Texte original : http://www.ordredelaliberation.fr/fr_compagnon/428.html
Fils d'avocat devenu bâtonnier à Casablanca,
Max Guedj est né le 8 juin 1913 à Sousse en Tunisie. Elève
brillant, il étudie le droit à Paris, et devient à
son tour avocat. Il fait de nombreux voyages en Russie et en Allemagne.
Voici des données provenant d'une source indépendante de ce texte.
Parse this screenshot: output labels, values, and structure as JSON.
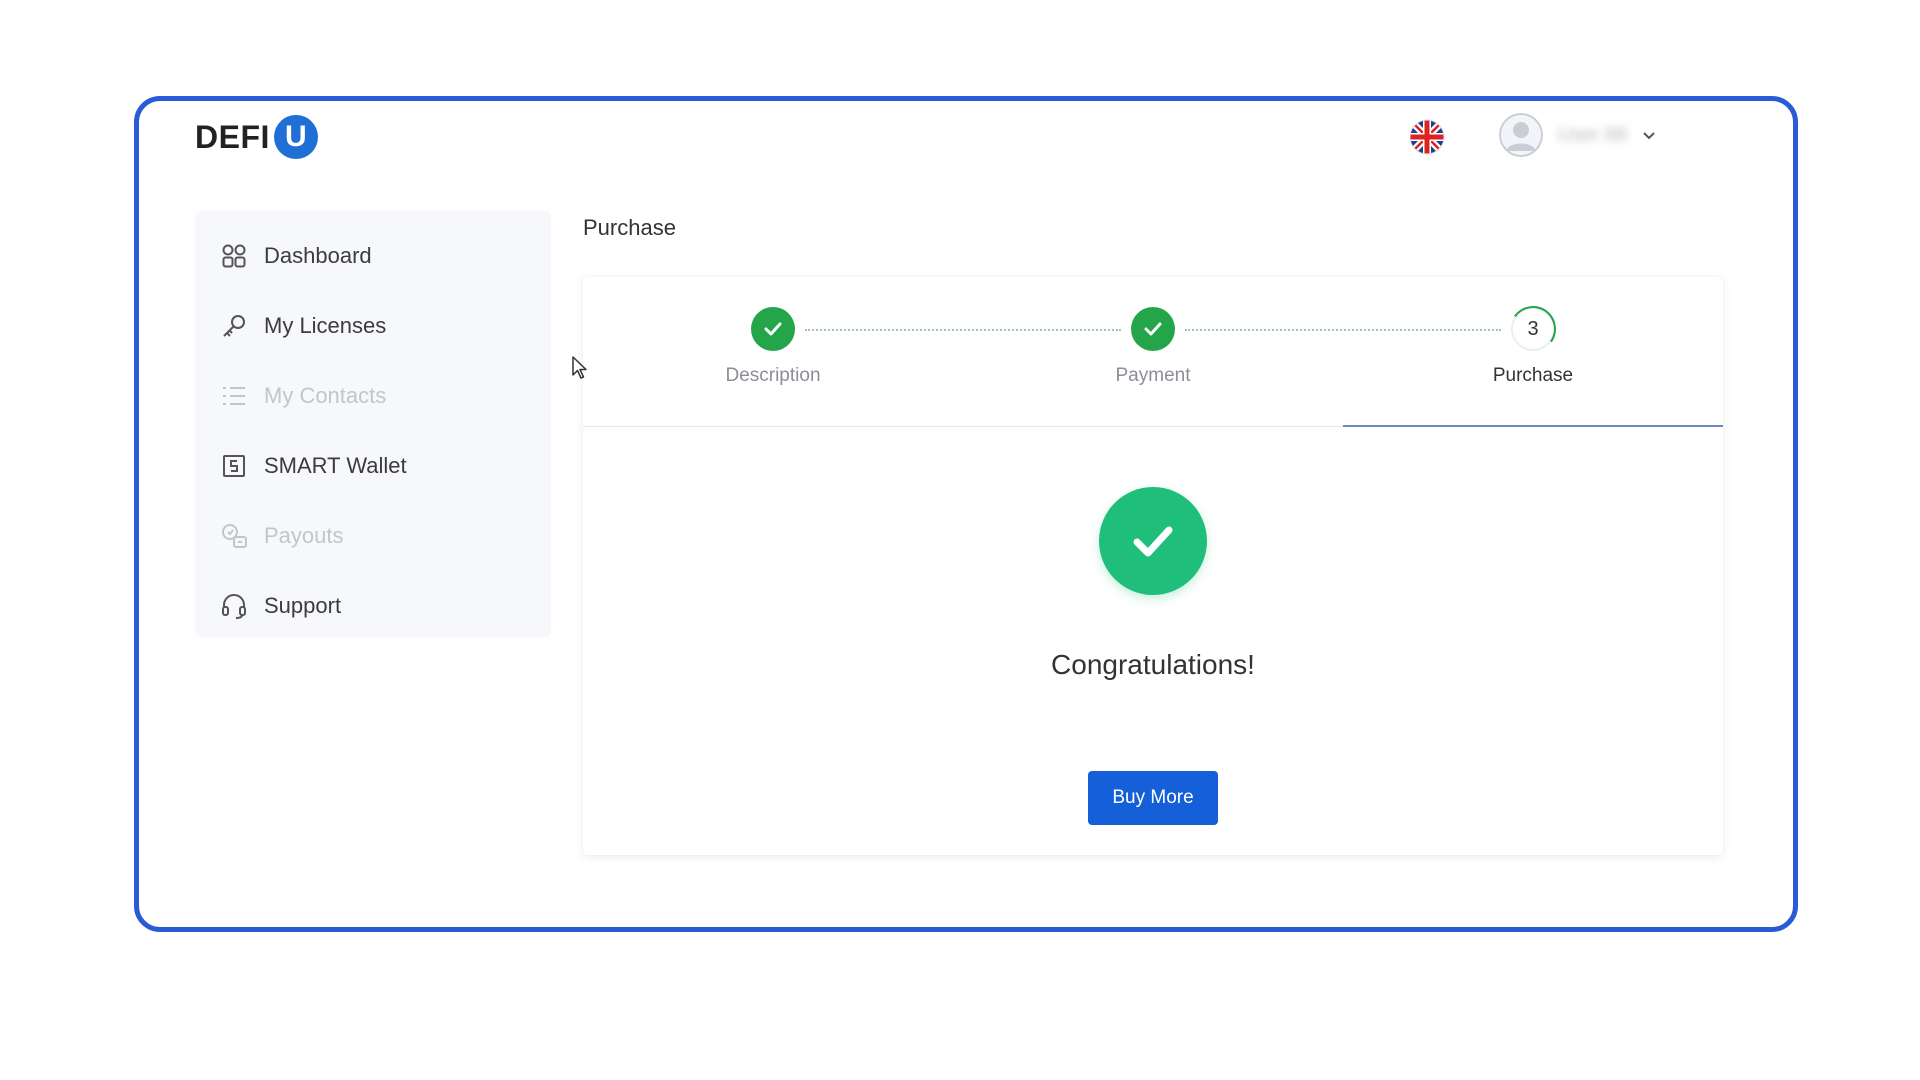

Pendant son service militaire, qu'il fait dans l'armée de terre,
il se passionne pour l'aviation et s'inscrit dès sa démobilisation
à l'aéroclub de Casablanca. Il obtient son brevet de pilote
civil en 1938. La guerre déclarée, il rejoint comme soldat
de deuxième classe le 2e Régiment de zouaves, à
Meknès. En juin 1940, il est sergent dans une unité de
DCA. Mais, il n'accepte pas l'armistice et, muni d'un faux passeport,
s'enfuit de Tanger et arrive en Angleterre le 6 septembre 1940, via
Gibraltar.
Il s'engage au début d'octobre dans les
Forces
aériennes françaises libres
(FAFL), sous le pseudonyme de Max
Maurice, comme élève pilote. Après un premier entraînement
à l'école de pilotage d'Odiham, il est promu aspirant.
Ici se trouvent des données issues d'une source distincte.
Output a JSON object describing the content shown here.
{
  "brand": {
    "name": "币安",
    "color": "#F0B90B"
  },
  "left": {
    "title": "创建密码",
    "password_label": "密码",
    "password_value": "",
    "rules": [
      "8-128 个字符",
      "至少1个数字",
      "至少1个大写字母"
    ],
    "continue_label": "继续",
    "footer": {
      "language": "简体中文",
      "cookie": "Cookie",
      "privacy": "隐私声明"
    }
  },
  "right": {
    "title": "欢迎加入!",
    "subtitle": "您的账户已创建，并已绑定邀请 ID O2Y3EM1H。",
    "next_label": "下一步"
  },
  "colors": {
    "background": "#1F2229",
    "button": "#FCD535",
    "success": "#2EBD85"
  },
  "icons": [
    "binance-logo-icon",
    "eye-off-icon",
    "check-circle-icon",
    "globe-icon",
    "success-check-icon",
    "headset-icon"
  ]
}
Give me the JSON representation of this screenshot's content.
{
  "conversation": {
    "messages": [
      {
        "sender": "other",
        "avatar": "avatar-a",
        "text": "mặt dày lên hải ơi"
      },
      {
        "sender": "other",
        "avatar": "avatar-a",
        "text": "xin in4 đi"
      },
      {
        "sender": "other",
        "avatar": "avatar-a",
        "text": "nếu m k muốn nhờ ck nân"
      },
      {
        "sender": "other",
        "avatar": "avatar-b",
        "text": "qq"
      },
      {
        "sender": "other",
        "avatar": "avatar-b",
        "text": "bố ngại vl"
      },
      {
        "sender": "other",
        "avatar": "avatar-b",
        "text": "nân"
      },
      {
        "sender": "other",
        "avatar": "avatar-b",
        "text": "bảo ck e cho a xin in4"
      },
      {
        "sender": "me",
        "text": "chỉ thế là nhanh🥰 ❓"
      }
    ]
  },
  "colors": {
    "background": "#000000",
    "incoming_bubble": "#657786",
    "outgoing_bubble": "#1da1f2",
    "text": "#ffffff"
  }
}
Après une période d'entraînement et de perfectionnement
dans différentes écoles de la Royal Air Force, il est
détaché en février 1942 au Squadron
248 du Coastal Command sur Beaufighter. Ce sont, d'après
ses propres mots, les plus heureux moments de sa vie, depuis le jour
où il a dû abandonner la France ; il est dans un des meilleurs
groupes de la RAF où il tient magnifiquement sa place de pilote.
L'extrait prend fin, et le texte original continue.